Since the last general elections two years ago Zapatero has been governing with a minority government and reliant on smaller and regional parties to pass legislation, but he is confident he has sufficient support for this reform for it to pass next week.

Artur Mas, the president of the Catalan CiU coalition party, said that his group was prepared to vote in favour although he added that there was “obviously room for improvement”.

Zapatero addressed the leaders of the 27 EU countries for the last time yesterday as Spain’s rotating presidency which comes to an end this month. His government had hoped that this six-month presidency would add to Mr Zapatero’s prestige as a leader and statesman and provide an opportunity for the country to demonstrate its position as an influential first-world nation.
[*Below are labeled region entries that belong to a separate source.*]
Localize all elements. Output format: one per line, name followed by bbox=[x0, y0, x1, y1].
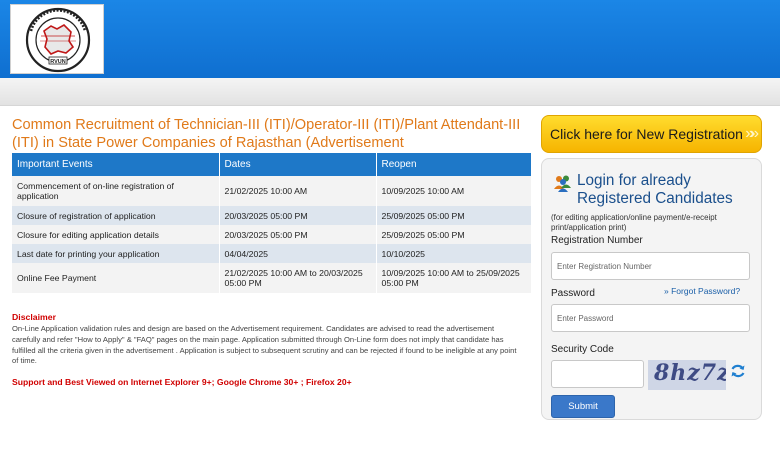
date-cell: 04/04/2025 bbox=[219, 244, 377, 263]
browser-support-note: Support and Best Viewed on Internet Expl… bbox=[12, 377, 352, 387]
double-chevron-icon: »» bbox=[745, 125, 759, 142]
event-cell: Closure of registration of application bbox=[12, 206, 220, 225]
login-panel: Login for already Registered Candidates … bbox=[541, 158, 762, 420]
new-registration-label: Click here for New Registration bbox=[550, 126, 743, 142]
submit-button[interactable]: Submit bbox=[551, 395, 615, 418]
refresh-icon[interactable] bbox=[730, 363, 746, 379]
important-events-table: Important Events Dates Reopen Commenceme… bbox=[12, 153, 532, 293]
event-cell: Closure for editing application details bbox=[12, 225, 220, 244]
column-header-dates: Dates bbox=[219, 153, 377, 176]
security-code-input[interactable] bbox=[551, 360, 644, 388]
password-input[interactable] bbox=[551, 304, 750, 332]
new-registration-button[interactable]: Click here for New Registration »» bbox=[541, 115, 762, 153]
reopen-cell: 10/09/2025 10:00 AM bbox=[376, 176, 532, 206]
table-row: Closure for editing application details … bbox=[12, 225, 532, 244]
svg-text:RVUN: RVUN bbox=[50, 59, 66, 65]
security-code-label: Security Code bbox=[551, 344, 614, 355]
date-cell: 21/02/2025 10:00 AM bbox=[219, 176, 377, 206]
reopen-cell: 25/09/2025 05:00 PM bbox=[376, 206, 532, 225]
rvun-logo-emblem: RVUN bbox=[25, 7, 91, 73]
registration-number-label: Registration Number bbox=[551, 235, 643, 246]
login-title: Login for already Registered Candidates bbox=[577, 172, 733, 207]
date-cell: 20/03/2025 05:00 PM bbox=[219, 206, 377, 225]
captcha-text: 8hz7z bbox=[654, 360, 726, 386]
event-cell: Commencement of on-line registration of … bbox=[12, 176, 220, 206]
header-band bbox=[0, 78, 780, 106]
table-row: Last date for printing your application … bbox=[12, 244, 532, 263]
users-icon bbox=[554, 175, 571, 192]
column-header-events: Important Events bbox=[12, 153, 220, 176]
date-cell: 20/03/2025 05:00 PM bbox=[219, 225, 377, 244]
password-label: Password bbox=[551, 288, 595, 299]
table-header-row: Important Events Dates Reopen bbox=[12, 153, 532, 176]
event-cell: Last date for printing your application bbox=[12, 244, 220, 263]
site-header: RVUN bbox=[0, 0, 780, 78]
registration-number-input[interactable] bbox=[551, 252, 750, 280]
table-row: Closure of registration of application 2… bbox=[12, 206, 532, 225]
disclaimer-heading: Disclaimer bbox=[12, 312, 56, 322]
double-chevron-icon: » bbox=[664, 286, 669, 296]
reopen-cell: 10/09/2025 10:00 AM to 25/09/2025 05:00 … bbox=[376, 263, 532, 293]
rvun-logo[interactable]: RVUN bbox=[10, 4, 104, 74]
table-row: Commencement of on-line registration of … bbox=[12, 176, 532, 206]
forgot-password-link[interactable]: » Forgot Password? bbox=[664, 286, 740, 296]
date-cell: 21/02/2025 10:00 AM to 20/03/2025 05:00 … bbox=[219, 263, 377, 293]
reopen-cell: 25/09/2025 05:00 PM bbox=[376, 225, 532, 244]
captcha-image: 8hz7z bbox=[648, 360, 726, 390]
event-cell: Online Fee Payment bbox=[12, 263, 220, 293]
table-row: Online Fee Payment 21/02/2025 10:00 AM t… bbox=[12, 263, 532, 293]
forgot-password-label: Forgot Password? bbox=[671, 286, 741, 296]
reopen-cell: 10/10/2025 bbox=[376, 244, 532, 263]
disclaimer-text: On-Line Application validation rules and… bbox=[12, 324, 517, 366]
login-note: (for editing application/online payment/… bbox=[551, 213, 717, 232]
column-header-reopen: Reopen bbox=[376, 153, 532, 176]
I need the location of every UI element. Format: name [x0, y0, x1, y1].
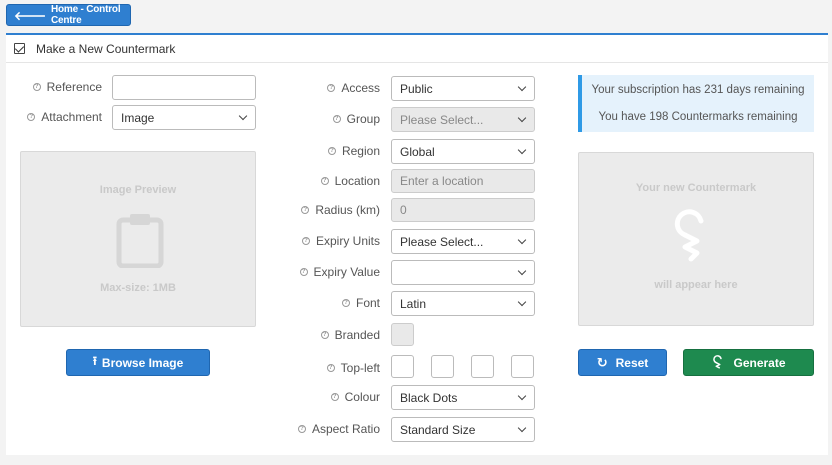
branded-label: ? Branded	[242, 323, 380, 347]
countermarks-text: You have 198 Countermarks remaining	[598, 111, 798, 123]
help-icon: ?	[301, 206, 310, 214]
help-icon: ?	[327, 84, 336, 92]
topleft-label: ? Top-left	[242, 356, 380, 380]
help-icon: ?	[27, 113, 36, 121]
top-left-box-1[interactable]	[391, 355, 414, 378]
countermark-preview: Your new Countermark will appear here	[578, 152, 814, 326]
clipboard-icon	[116, 214, 164, 268]
help-icon: ?	[32, 83, 41, 91]
location-label: ? Location	[242, 169, 380, 193]
home-control-centre-button[interactable]: 🡐 Home - Control Centre	[6, 4, 131, 26]
expiry-value-select[interactable]	[391, 260, 535, 285]
countermark-logo-icon	[674, 209, 704, 262]
expiry-units-label: ? Expiry Units	[242, 229, 380, 253]
image-preview-title: Image Preview	[99, 184, 177, 196]
subscription-info-box: Your subscription has 231 days remaining…	[578, 75, 814, 132]
chevron-down-icon	[517, 82, 527, 92]
chevron-down-icon	[517, 423, 527, 433]
group-select[interactable]: Please Select...	[391, 107, 535, 132]
help-icon: ?	[320, 177, 329, 185]
image-preview-size: Max-size: 1MB	[100, 282, 176, 294]
subscription-text: Your subscription has 231 days remaining	[591, 84, 805, 96]
colour-label: ? Colour	[242, 385, 380, 409]
help-icon: ?	[341, 299, 350, 307]
access-select[interactable]: Public	[391, 76, 535, 101]
checkbox-icon	[14, 43, 25, 54]
image-preview: Image Preview Max-size: 1MB	[20, 151, 256, 327]
chevron-down-icon	[517, 145, 527, 155]
chevron-down-icon	[517, 266, 527, 276]
refresh-icon: ↻	[596, 354, 608, 370]
reset-button[interactable]: ↻ Reset	[578, 349, 667, 376]
group-label: ? Group	[242, 107, 380, 131]
help-icon: ?	[332, 115, 341, 123]
aspect-ratio-select[interactable]: Standard Size	[391, 417, 535, 442]
top-left-box-4[interactable]	[511, 355, 534, 378]
branded-checkbox[interactable]	[391, 323, 414, 346]
help-icon: ?	[301, 237, 310, 245]
reference-input[interactable]	[112, 75, 256, 100]
chevron-down-icon	[517, 391, 527, 401]
radius-input[interactable]: 0	[391, 198, 535, 222]
generate-button[interactable]: Generate	[683, 349, 814, 376]
countermark-panel: Make a New Countermark ? Reference ? Attac…	[6, 33, 828, 455]
chevron-down-icon	[517, 235, 527, 245]
upload-icon: ⭱	[92, 354, 97, 368]
help-icon: ?	[297, 425, 306, 433]
expiry-value-label: ? Expiry Value	[242, 260, 380, 284]
access-label: ? Access	[242, 76, 380, 100]
region-label: ? Region	[242, 139, 380, 163]
expiry-units-select[interactable]: Please Select...	[391, 229, 535, 254]
countermark-preview-sub: will appear here	[654, 279, 738, 291]
panel-header: Make a New Countermark	[6, 35, 828, 63]
top-left-box-3[interactable]	[471, 355, 494, 378]
countermark-preview-title: Your new Countermark	[635, 182, 757, 194]
attachment-select[interactable]: Image	[112, 105, 256, 130]
home-button-label: Home - Control Centre	[50, 4, 121, 26]
help-icon: ?	[299, 268, 308, 276]
browse-image-button[interactable]: ⭱ Browse Image	[66, 349, 210, 376]
chevron-down-icon	[517, 297, 527, 307]
font-select[interactable]: Latin	[391, 291, 535, 316]
aspect-ratio-label: ? Aspect Ratio	[242, 417, 380, 441]
help-icon: ?	[330, 393, 339, 401]
panel-title: Make a New Countermark	[36, 41, 176, 56]
help-icon: ?	[326, 364, 335, 372]
help-icon: ?	[320, 331, 329, 339]
arrow-left-icon: 🡐	[14, 8, 46, 23]
top-left-box-2[interactable]	[431, 355, 454, 378]
chevron-down-icon	[517, 113, 527, 123]
countermark-logo-icon	[713, 354, 723, 369]
region-select[interactable]: Global	[391, 139, 535, 164]
attachment-label: ? Attachment	[6, 105, 102, 129]
colour-select[interactable]: Black Dots	[391, 385, 535, 410]
location-input[interactable]: Enter a location	[391, 169, 535, 193]
reference-label: ? Reference	[6, 75, 102, 99]
radius-label: ? Radius (km)	[242, 198, 380, 222]
font-label: ? Font	[242, 291, 380, 315]
help-icon: ?	[327, 147, 336, 155]
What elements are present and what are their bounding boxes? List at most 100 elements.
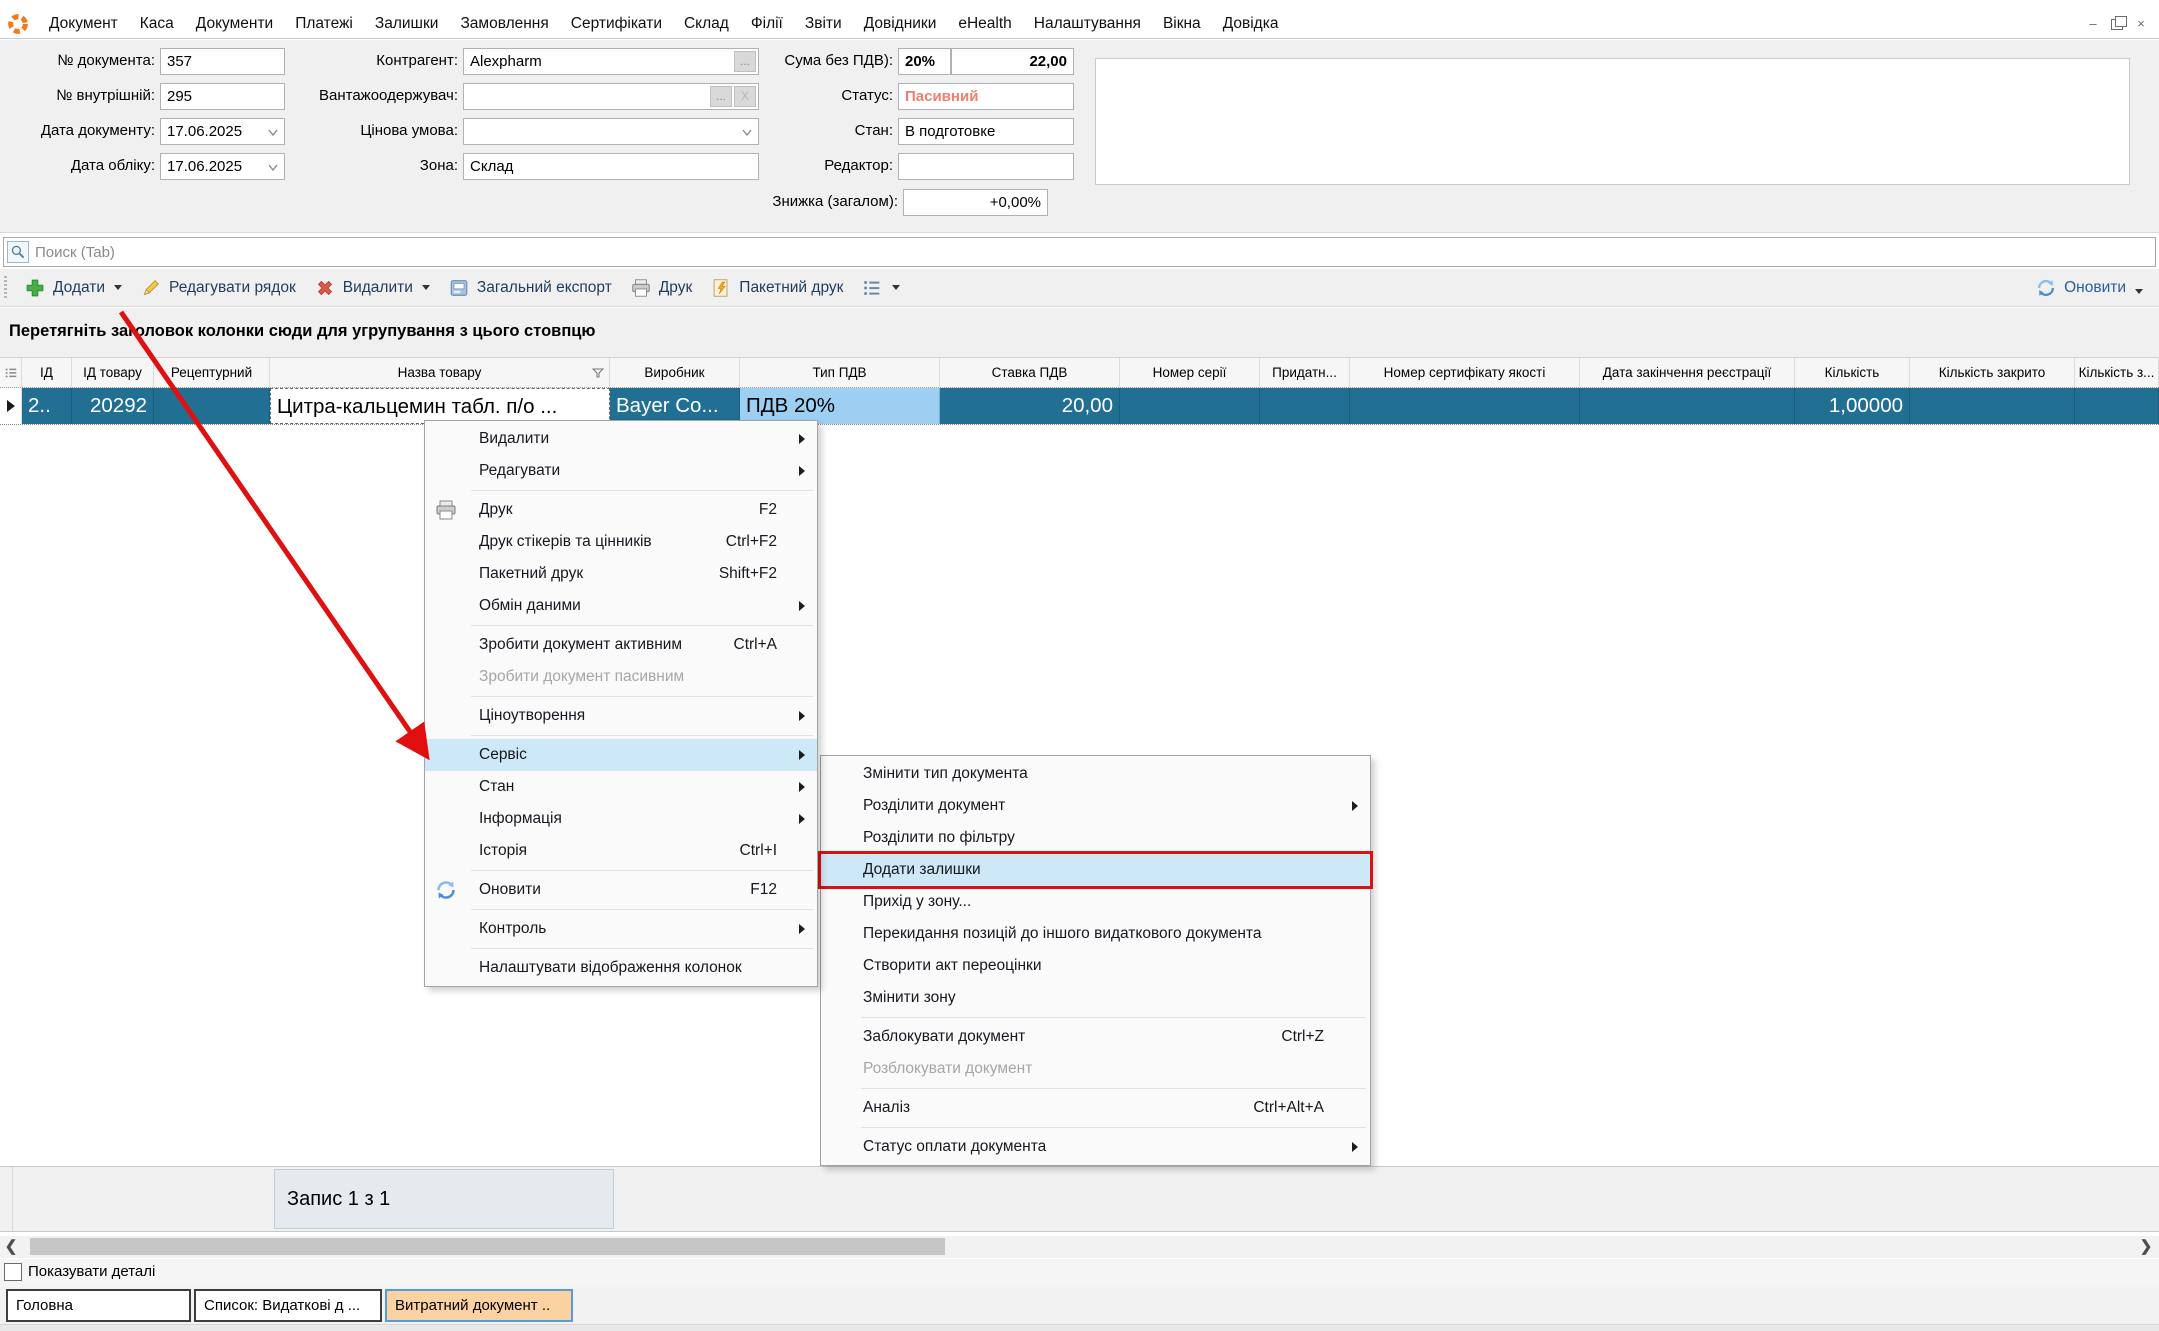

Instead he has been forced to preside over a series of emergency meetings to defend the European economy and preside over an economy which shrank by 3.6 per cent over the past 12 months and where the unemployment rate approaches 20 per cent.

The European leaders in Brussels have tried desperately to play down any idea of a Spanish – or any other – crisis. They agreed to carry out regular “stress tests” of banks to prevent “unfounded suspicions” about solvency of specific banks and face up to possible problems which could arise in the future.

In his inaugural address, European Commission president Herman van Rompuy denied there was a crisis and said that this was the first normal summit since he took over. “It is now 10.30am, and there is no crisis,” he said.